Now that summer vacation has started, she has demanded to go back to the original visitation schedule (2 years later), much to the kids dismay.

The kids (ages 17, 15, & 13) are so tired of being stuck in the middle of these games, but are too afraid of their mom to speak up. She punishes them and makes them feel guilty for wanting to be at our home. She'll start crying saying the kids like me more than them. Its a very sad situation for these kids.

Ex has also started having her dad and her fiance do the "fatherly" things with the boys - shaving lessons, getting permits & licenses, working on 17 year old's car etc. instead of letting them do it with their dad as they ask her to do. She states that "Grandpa will be very sad if he can't do that with you." So the kids go along with it because they hate to feel guilty.

My fiance is just broken up about all this. He loves his time with his kids and wishes he could have more, but has accepted this situation as it was less stressful on the kids than to keep fighting in Court. It's been 5 years since the divorce started and 2 since it was finalized. 

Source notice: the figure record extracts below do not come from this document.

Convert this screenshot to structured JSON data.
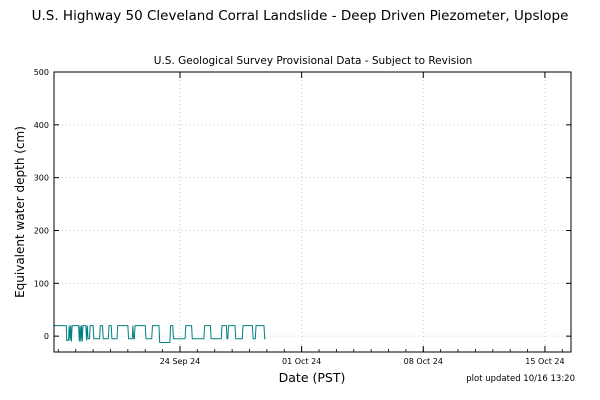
{
  "chart_data": {
    "type": "line",
    "title": "U.S. Highway 50 Cleveland Corral Landslide - Deep Driven Piezometer, Upslope",
    "subtitle": "U.S. Geological Survey Provisional Data - Subject to Revision",
    "xlabel": "Date (PST)",
    "ylabel": "Equivalent water depth (cm)",
    "footer": "plot updated 10/16 13:20",
    "xlim": [
      "2024-09-16T18:00",
      "2024-10-16T12:00"
    ],
    "ylim": [
      -30,
      500
    ],
    "yticks": [
      0,
      100,
      200,
      300,
      400,
      500
    ],
    "xticks": [
      {
        "date": "2024-09-24",
        "label": "24 Sep 24"
      },
      {
        "date": "2024-10-01",
        "label": "01 Oct 24"
      },
      {
        "date": "2024-10-08",
        "label": "08 Oct 24"
      },
      {
        "date": "2024-10-15",
        "label": "15 Oct 24"
      }
    ],
    "grid": true,
    "series": [
      {
        "color": "#008080",
        "x": [
          "2024-09-16T18:00",
          "2024-09-17T11:00",
          "2024-09-17T11:30",
          "2024-09-17T14:00",
          "2024-09-17T15:00",
          "2024-09-17T16:00",
          "2024-09-17T17:00",
          "2024-09-17T18:00",
          "2024-09-17T19:00",
          "2024-09-17T20:00",
          "2024-09-17T22:00",
          "2024-09-18T04:00",
          "2024-09-18T05:00",
          "2024-09-18T06:00",
          "2024-09-18T07:00",
          "2024-09-18T08:00",
          "2024-09-18T09:00",
          "2024-09-18T10:00",
          "2024-09-18T14:00",
          "2024-09-18T15:00",
          "2024-09-18T16:00",
          "2024-09-18T17:00",
          "2024-09-18T19:00",
          "2024-09-18T20:00",
          "2024-09-19T00:00",
          "2024-09-19T01:00",
          "2024-09-19T09:00",
          "2024-09-19T10:00",
          "2024-09-19T13:00",
          "2024-09-19T14:00",
          "2024-09-19T21:00",
          "2024-09-19T22:00",
          "2024-09-20T01:00",
          "2024-09-20T02:00",
          "2024-09-20T09:00",
          "2024-09-20T10:00",
          "2024-09-21T00:00",
          "2024-09-21T01:00",
          "2024-09-21T06:00",
          "2024-09-21T07:00",
          "2024-09-21T08:00",
          "2024-09-21T09:00",
          "2024-09-21T10:00",
          "2024-09-22T00:00",
          "2024-09-22T01:00",
          "2024-09-22T09:00",
          "2024-09-22T10:00",
          "2024-09-22T19:00",
          "2024-09-22T20:00",
          "2024-09-23T10:00",
          "2024-09-23T11:00",
          "2024-09-23T14:00",
          "2024-09-23T15:00",
          "2024-09-24T07:00",
          "2024-09-24T08:00",
          "2024-09-24T16:00",
          "2024-09-24T17:00",
          "2024-09-25T09:00",
          "2024-09-25T10:00",
          "2024-09-25T18:00",
          "2024-09-25T19:00",
          "2024-09-26T09:00",
          "2024-09-26T10:00",
          "2024-09-26T16:00",
          "2024-09-26T17:00",
          "2024-09-26T18:00",
          "2024-09-26T19:00",
          "2024-09-27T04:00",
          "2024-09-27T05:00",
          "2024-09-27T14:00",
          "2024-09-27T15:00",
          "2024-09-28T04:00",
          "2024-09-28T05:00",
          "2024-09-28T08:00",
          "2024-09-28T09:00",
          "2024-09-28T20:00",
          "2024-09-28T21:00",
          "2024-09-28T22:00"
        ],
        "y": [
          20,
          20,
          -8,
          -8,
          20,
          -8,
          20,
          -10,
          20,
          20,
          20,
          20,
          -10,
          20,
          -10,
          20,
          -10,
          20,
          20,
          -8,
          20,
          -5,
          -5,
          20,
          20,
          -5,
          -5,
          20,
          20,
          -5,
          -5,
          20,
          20,
          -5,
          -5,
          20,
          20,
          -5,
          -5,
          20,
          -5,
          -5,
          20,
          20,
          -5,
          -5,
          20,
          20,
          -12,
          -12,
          20,
          20,
          -5,
          -5,
          20,
          20,
          -5,
          -5,
          20,
          20,
          -5,
          -5,
          20,
          20,
          -5,
          -5,
          20,
          20,
          -5,
          -5,
          20,
          20,
          -5,
          -5,
          20,
          20,
          -5,
          -5
        ]
      }
    ]
  }
}
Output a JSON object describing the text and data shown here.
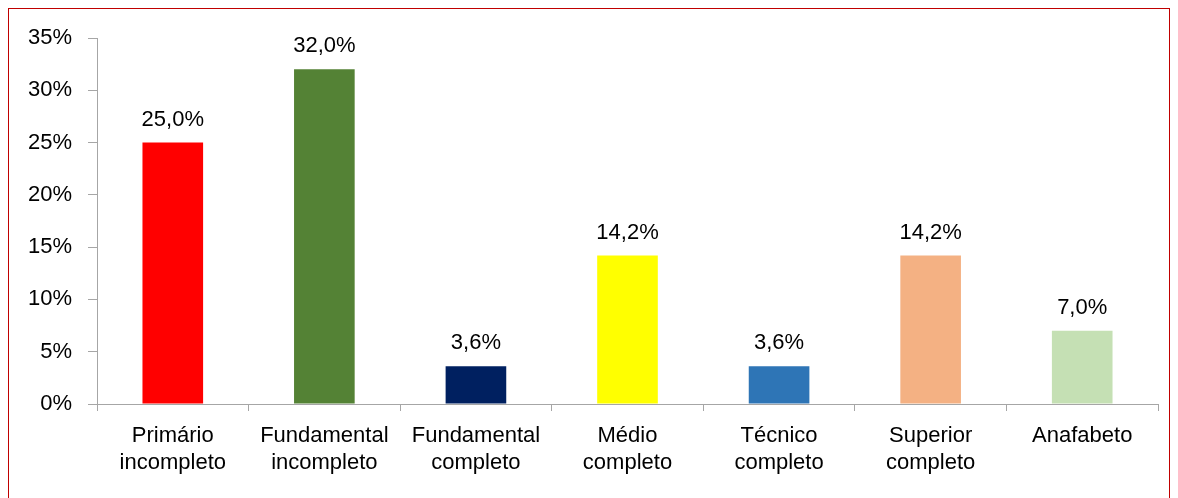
{
  "chart_data": {
    "type": "bar",
    "categories": [
      "Primário incompleto",
      "Fundamental incompleto",
      "Fundamental completo",
      "Médio completo",
      "Técnico completo",
      "Superior completo",
      "Anafabeto"
    ],
    "values": [
      25.0,
      32.0,
      3.6,
      14.2,
      3.6,
      14.2,
      7.0
    ],
    "colors": [
      "#ff0000",
      "#548235",
      "#002060",
      "#ffff00",
      "#2e75b6",
      "#f4b183",
      "#c5e0b4"
    ],
    "value_labels": [
      "25,0%",
      "32,0%",
      "3,6%",
      "14,2%",
      "3,6%",
      "14,2%",
      "7,0%"
    ],
    "ylim": [
      0,
      35
    ],
    "yticks": [
      {
        "value": 0,
        "label": "0%"
      },
      {
        "value": 5,
        "label": "5%"
      },
      {
        "value": 10,
        "label": "10%"
      },
      {
        "value": 15,
        "label": "15%"
      },
      {
        "value": 20,
        "label": "20%"
      },
      {
        "value": 25,
        "label": "25%"
      },
      {
        "value": 30,
        "label": "30%"
      },
      {
        "value": 35,
        "label": "35%"
      }
    ],
    "grid": false
  }
}
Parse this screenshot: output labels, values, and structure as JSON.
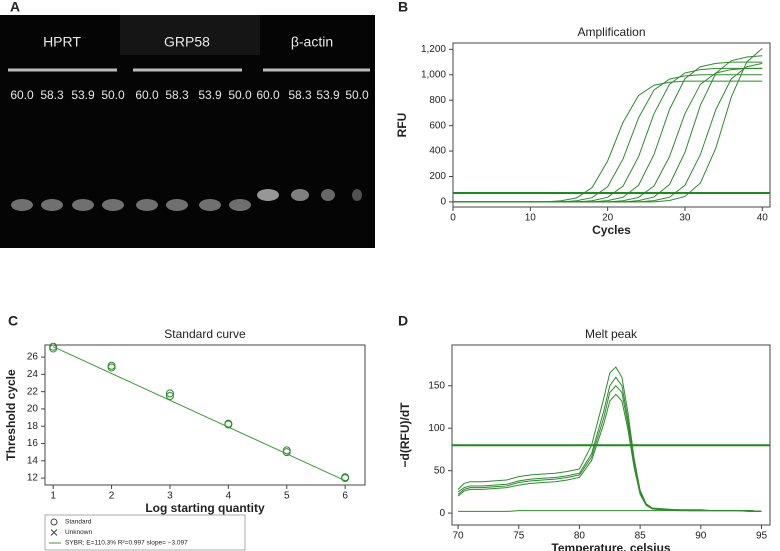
{
  "gel": {
    "panel_label": "A",
    "lanes": [
      {
        "gene": "HPRT",
        "temperatures": [
          "60.0",
          "58.3",
          "53.9",
          "50.0"
        ]
      },
      {
        "gene": "GRP58",
        "temperatures": [
          "60.0",
          "58.3",
          "53.9",
          "50.0"
        ]
      },
      {
        "gene": "β-actin",
        "temperatures": [
          "60.0",
          "58.3",
          "53.9",
          "50.0"
        ]
      }
    ]
  },
  "chart_data": [
    {
      "type": "line",
      "panel_label": "B",
      "title": "Amplification",
      "x_label": "Cycles",
      "y_label": "RFU",
      "x": [
        0,
        2,
        4,
        6,
        8,
        10,
        12,
        14,
        16,
        18,
        20,
        22,
        24,
        26,
        28,
        30,
        32,
        34,
        36,
        38,
        40
      ],
      "series": [
        {
          "color": "#2e8b2e",
          "values": [
            0,
            0,
            0,
            0,
            0,
            0,
            0,
            9,
            32,
            113,
            322,
            628,
            837,
            918,
            941,
            950,
            950,
            950,
            950,
            950,
            950
          ]
        },
        {
          "color": "#2e8b2e",
          "values": [
            0,
            0,
            0,
            0,
            0,
            0,
            0,
            0,
            9,
            34,
            119,
            339,
            661,
            881,
            966,
            991,
            1000,
            1000,
            1000,
            1000,
            1000
          ]
        },
        {
          "color": "#2e8b2e",
          "values": [
            0,
            0,
            0,
            0,
            0,
            0,
            0,
            0,
            0,
            9,
            36,
            125,
            356,
            694,
            925,
            1014,
            1041,
            1050,
            1050,
            1050,
            1050
          ]
        },
        {
          "color": "#2e8b2e",
          "values": [
            0,
            0,
            0,
            0,
            0,
            0,
            0,
            0,
            0,
            0,
            10,
            37,
            131,
            373,
            727,
            969,
            1063,
            1090,
            1100,
            1100,
            1100
          ]
        },
        {
          "color": "#2e8b2e",
          "values": [
            0,
            0,
            0,
            0,
            0,
            0,
            0,
            0,
            0,
            0,
            0,
            9,
            36,
            125,
            356,
            694,
            925,
            1014,
            1041,
            1050,
            1050
          ]
        },
        {
          "color": "#2e8b2e",
          "values": [
            0,
            0,
            0,
            0,
            0,
            0,
            0,
            0,
            0,
            0,
            0,
            0,
            10,
            39,
            137,
            390,
            760,
            1013,
            1111,
            1140,
            1150
          ]
        },
        {
          "color": "#2e8b2e",
          "values": [
            0,
            0,
            0,
            0,
            0,
            0,
            0,
            0,
            0,
            0,
            0,
            0,
            0,
            10,
            37,
            131,
            373,
            727,
            969,
            1063,
            1090
          ]
        },
        {
          "color": "#2e8b2e",
          "values": [
            0,
            0,
            0,
            0,
            0,
            0,
            0,
            0,
            0,
            0,
            0,
            0,
            0,
            0,
            11,
            43,
            149,
            424,
            826,
            1101,
            1208
          ]
        }
      ],
      "threshold": 70,
      "threshold_color": "#1e8a1e",
      "xlim": [
        0,
        41
      ],
      "xticks": [
        0,
        10,
        20,
        30,
        40
      ],
      "ylim": [
        -40,
        1250
      ],
      "yticks": [
        0,
        200,
        400,
        600,
        800,
        {
          "value": 1000,
          "label": "1,000"
        },
        {
          "value": 1200,
          "label": "1,200"
        }
      ],
      "grid": false
    },
    {
      "type": "scatter",
      "panel_label": "C",
      "title": "Standard curve",
      "x_label": "Log starting quantity",
      "y_label": "Threshold cycle",
      "series": [
        {
          "name": "Standard",
          "marker": "circle",
          "color": "#2e8b2e",
          "x": [
            1,
            1,
            2,
            2,
            3,
            3,
            4,
            4,
            5,
            5,
            6,
            6
          ],
          "values": [
            27.0,
            27.2,
            24.8,
            25.0,
            21.5,
            21.8,
            18.2,
            18.3,
            15.0,
            15.2,
            12.0,
            12.1
          ]
        },
        {
          "name": "Unknown",
          "marker": "cross",
          "color": "#555555",
          "x": [],
          "values": []
        },
        {
          "name": "SYBR; E=110.3% R²=0.997 slope= −3.097",
          "marker": "line",
          "color": "#3a9a3a",
          "x": [
            1,
            6
          ],
          "values": [
            27.2,
            11.7
          ]
        }
      ],
      "xlim": [
        0.86,
        6.34
      ],
      "xticks": [
        1,
        2,
        3,
        4,
        5,
        6
      ],
      "ylim": [
        11.2,
        27.4
      ],
      "yticks": [
        12,
        14,
        16,
        18,
        20,
        22,
        24,
        26
      ],
      "grid": false,
      "legend": "below"
    },
    {
      "type": "line",
      "panel_label": "D",
      "title": "Melt peak",
      "x_label": "Temperature, celsius",
      "y_label": "−d(RFU)/dT",
      "x": [
        70,
        70.5,
        71,
        72,
        73,
        74,
        75,
        76,
        77,
        78,
        79,
        80,
        81,
        82,
        82.5,
        83,
        83.5,
        84,
        84.5,
        85,
        85.5,
        86,
        87,
        88,
        89,
        90,
        91,
        92,
        93,
        94,
        95
      ],
      "series": [
        {
          "color": "#2e8b2e",
          "values": [
            25,
            30,
            32,
            32,
            33,
            34,
            38,
            40,
            41,
            42,
            44,
            47,
            70,
            120,
            150,
            160,
            150,
            110,
            60,
            25,
            10,
            5,
            4,
            4,
            3,
            3,
            3,
            3,
            3,
            3,
            2
          ]
        },
        {
          "color": "#2e8b2e",
          "values": [
            28,
            35,
            37,
            37,
            38,
            39,
            43,
            45,
            46,
            47,
            49,
            52,
            80,
            135,
            165,
            172,
            160,
            118,
            65,
            27,
            11,
            6,
            5,
            4,
            4,
            4,
            3,
            3,
            3,
            3,
            2
          ]
        },
        {
          "color": "#2e8b2e",
          "values": [
            20,
            26,
            28,
            28,
            29,
            30,
            33,
            35,
            36,
            37,
            39,
            42,
            62,
            105,
            132,
            140,
            132,
            98,
            54,
            22,
            9,
            5,
            4,
            3,
            3,
            3,
            3,
            3,
            3,
            2,
            2
          ]
        },
        {
          "color": "#2e8b2e",
          "values": [
            22,
            28,
            30,
            30,
            31,
            32,
            36,
            38,
            39,
            40,
            42,
            45,
            66,
            112,
            142,
            150,
            142,
            104,
            57,
            24,
            10,
            5,
            4,
            4,
            3,
            3,
            3,
            3,
            3,
            3,
            2
          ]
        },
        {
          "color": "#2e8b2e",
          "values": [
            2,
            2,
            2,
            2,
            2,
            2,
            3,
            3,
            3,
            3,
            3,
            3,
            3,
            3,
            3,
            3,
            3,
            3,
            3,
            3,
            3,
            3,
            3,
            3,
            3,
            3,
            3,
            3,
            3,
            2,
            2
          ]
        }
      ],
      "threshold": 80,
      "threshold_color": "#1e8a1e",
      "xlim": [
        69.5,
        95.7
      ],
      "xticks": [
        70,
        75,
        80,
        85,
        90,
        95
      ],
      "ylim": [
        -14,
        198
      ],
      "yticks": [
        0,
        50,
        100,
        150
      ],
      "grid": false
    }
  ]
}
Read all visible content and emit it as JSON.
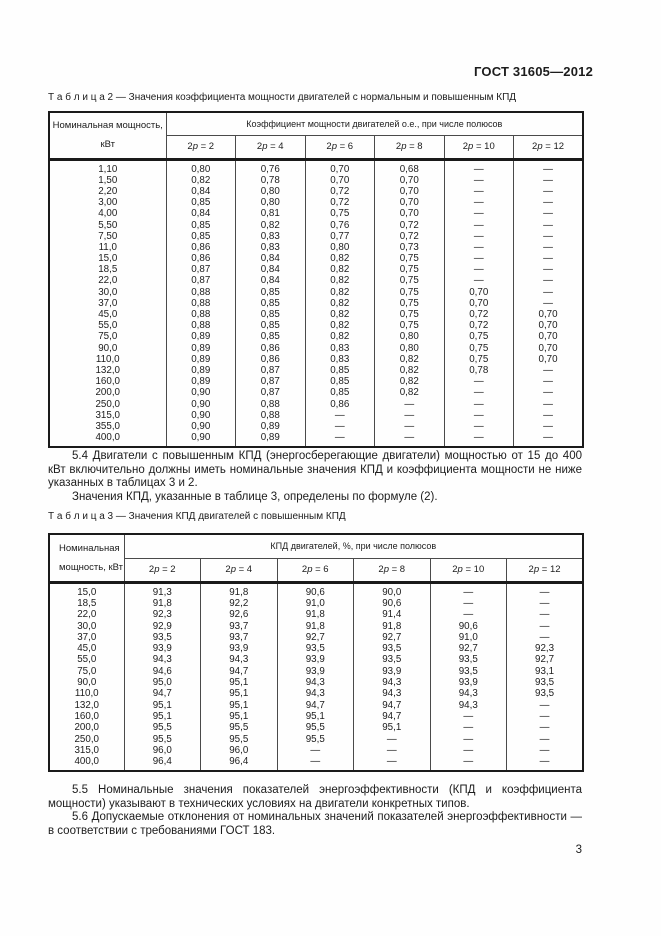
{
  "page": {
    "doc_number": "ГОСТ 31605—2012",
    "page_number": "3"
  },
  "table2": {
    "caption": "Т а б л и ц а  2 — Значения коэффициента мощности двигателей с нормальным и повышенным КПД",
    "col1_header_line1": "Номинальная мощность,",
    "col1_header_line2": "кВт",
    "group_header": "Коэффициент мощности двигателей о.е., при числе полюсов",
    "pole_headers": [
      "2p = 2",
      "2p = 4",
      "2p = 6",
      "2p = 8",
      "2p = 10",
      "2p = 12"
    ],
    "rows": [
      [
        "1,10",
        "0,80",
        "0,76",
        "0,70",
        "0,68",
        "—",
        "—"
      ],
      [
        "1,50",
        "0,82",
        "0,78",
        "0,70",
        "0,70",
        "—",
        "—"
      ],
      [
        "2,20",
        "0,84",
        "0,80",
        "0,72",
        "0,70",
        "—",
        "—"
      ],
      [
        "3,00",
        "0,85",
        "0,80",
        "0,72",
        "0,70",
        "—",
        "—"
      ],
      [
        "4,00",
        "0,84",
        "0,81",
        "0,75",
        "0,70",
        "—",
        "—"
      ],
      [
        "5,50",
        "0,85",
        "0,82",
        "0,76",
        "0,72",
        "—",
        "—"
      ],
      [
        "7,50",
        "0,85",
        "0,83",
        "0,77",
        "0,72",
        "—",
        "—"
      ],
      [
        "11,0",
        "0,86",
        "0,83",
        "0,80",
        "0,73",
        "—",
        "—"
      ],
      [
        "15,0",
        "0,86",
        "0,84",
        "0,82",
        "0,75",
        "—",
        "—"
      ],
      [
        "18,5",
        "0,87",
        "0,84",
        "0,82",
        "0,75",
        "—",
        "—"
      ],
      [
        "22,0",
        "0,87",
        "0,84",
        "0,82",
        "0,75",
        "—",
        "—"
      ],
      [
        "30,0",
        "0,88",
        "0,85",
        "0,82",
        "0,75",
        "0,70",
        "—"
      ],
      [
        "37,0",
        "0,88",
        "0,85",
        "0,82",
        "0,75",
        "0,70",
        "—"
      ],
      [
        "45,0",
        "0,88",
        "0,85",
        "0,82",
        "0,75",
        "0,72",
        "0,70"
      ],
      [
        "55,0",
        "0,88",
        "0,85",
        "0,82",
        "0,75",
        "0,72",
        "0,70"
      ],
      [
        "75,0",
        "0,89",
        "0,85",
        "0,82",
        "0,80",
        "0,75",
        "0,70"
      ],
      [
        "90,0",
        "0,89",
        "0,86",
        "0,83",
        "0,80",
        "0,75",
        "0,70"
      ],
      [
        "110,0",
        "0,89",
        "0,86",
        "0,83",
        "0,82",
        "0,75",
        "0,70"
      ],
      [
        "132,0",
        "0,89",
        "0,87",
        "0,85",
        "0,82",
        "0,78",
        "—"
      ],
      [
        "160,0",
        "0,89",
        "0,87",
        "0,85",
        "0,82",
        "—",
        "—"
      ],
      [
        "200,0",
        "0,90",
        "0,87",
        "0,85",
        "0,82",
        "—",
        "—"
      ],
      [
        "250,0",
        "0,90",
        "0,88",
        "0,86",
        "—",
        "—",
        "—"
      ],
      [
        "315,0",
        "0,90",
        "0,88",
        "—",
        "—",
        "—",
        "—"
      ],
      [
        "355,0",
        "0,90",
        "0,89",
        "—",
        "—",
        "—",
        "—"
      ],
      [
        "400,0",
        "0,90",
        "0,89",
        "—",
        "—",
        "—",
        "—"
      ]
    ]
  },
  "text": {
    "p54": "5.4  Двигатели с повышенным КПД (энергосберегающие двигатели) мощностью от 15 до 400 кВт включительно должны иметь номинальные значения КПД и коэффициента мощности не ниже указанных в таблицах 3 и 2.",
    "p54b": "Значения КПД, указанные в таблице 3, определены по формуле (2).",
    "p55": "5.5  Номинальные значения показателей энергоэффективности (КПД и коэффициента мощности) указывают в технических условиях на двигатели конкретных типов.",
    "p56": "5.6  Допускаемые отклонения от номинальных значений показателей энергоэффективности — в соответствии с требованиями ГОСТ 183."
  },
  "table3": {
    "caption": "Т а б л и ц а  3 — Значения КПД двигателей с повышенным КПД",
    "col1_header_line1": "Номинальная",
    "col1_header_line2": "мощность, кВт",
    "group_header": "КПД двигателей, %, при числе полюсов",
    "pole_headers": [
      "2p = 2",
      "2p = 4",
      "2p = 6",
      "2p = 8",
      "2p = 10",
      "2p = 12"
    ],
    "rows": [
      [
        "15,0",
        "91,3",
        "91,8",
        "90,6",
        "90,0",
        "—",
        "—"
      ],
      [
        "18,5",
        "91,8",
        "92,2",
        "91,0",
        "90,6",
        "—",
        "—"
      ],
      [
        "22,0",
        "92,3",
        "92,6",
        "91,8",
        "91,4",
        "—",
        "—"
      ],
      [
        "30,0",
        "92,9",
        "93,7",
        "91,8",
        "91,8",
        "90,6",
        "—"
      ],
      [
        "37,0",
        "93,5",
        "93,7",
        "92,7",
        "92,7",
        "91,0",
        "—"
      ],
      [
        "45,0",
        "93,9",
        "93,9",
        "93,5",
        "93,5",
        "92,7",
        "92,3"
      ],
      [
        "55,0",
        "94,3",
        "94,3",
        "93,9",
        "93,5",
        "93,5",
        "92,7"
      ],
      [
        "75,0",
        "94,6",
        "94,7",
        "93,9",
        "93,9",
        "93,5",
        "93,1"
      ],
      [
        "90,0",
        "95,0",
        "95,1",
        "94,3",
        "94,3",
        "93,9",
        "93,5"
      ],
      [
        "110,0",
        "94,7",
        "95,1",
        "94,3",
        "94,3",
        "94,3",
        "93,5"
      ],
      [
        "132,0",
        "95,1",
        "95,1",
        "94,7",
        "94,7",
        "94,3",
        "—"
      ],
      [
        "160,0",
        "95,1",
        "95,1",
        "95,1",
        "94,7",
        "—",
        "—"
      ],
      [
        "200,0",
        "95,5",
        "95,5",
        "95,5",
        "95,1",
        "—",
        "—"
      ],
      [
        "250,0",
        "95,5",
        "95,5",
        "95,5",
        "—",
        "—",
        "—"
      ],
      [
        "315,0",
        "96,0",
        "96,0",
        "—",
        "—",
        "—",
        "—"
      ],
      [
        "400,0",
        "96,4",
        "96,4",
        "—",
        "—",
        "—",
        "—"
      ]
    ]
  }
}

Does anyone have any advice on how to deal with this? It breaks my heart to watch my fiance crying at night because his kids are forced to choose against being with him, and are forced to do these things with their Grandpa & future step-dad instead of being allowed to do it with their dad. I am frustrated because he doesn't know how to deal with this betrayal anymore than he knew how to deal with her betrayal when she cheated on him and left him 5 years ago. 

He is a much more effective parent than when we first met. he was the "fun" guy then. Now there are boundaries and rules, which the kids have really responded well to. I don't know - it's just so hard!!!


----------



## DanF (Sep 27, 2010)

If it is court ordered, then there is nothing he can do except take her back to court over it.


----------



## toughparentomaha (Feb 24, 2012)

I understand that Court is probably where this is headed. I just wish she could learn to co-parent as is "court-ordered". She is adamant about pushing the items in the decree that suit her needs, but completely ignores those like JOINT LEGAL CUSTODY that do not. She has never consulted with him on a single thing regarding the kids, she just arbitrarily makes decisions and tells him about it.


----------



## lamaga (May 8, 2012)

My H's ex does the same thing regarding manipulating the kids through emotion -- because she throws fits and makes them unhappy, my H just caves into her, no matter how unreasonable the demand.

Alas, they are not my children, so I've had to disengage a little bit. You can't really control this, only your husband can. And if the arrangement is court-ordered, then he cannot even control that.

Fortunately they are getting old enough to have a voice, so perhaps he can work on empowering them to say "no" when they need to?

Not an easy spot, I agree. I feel for you.


----------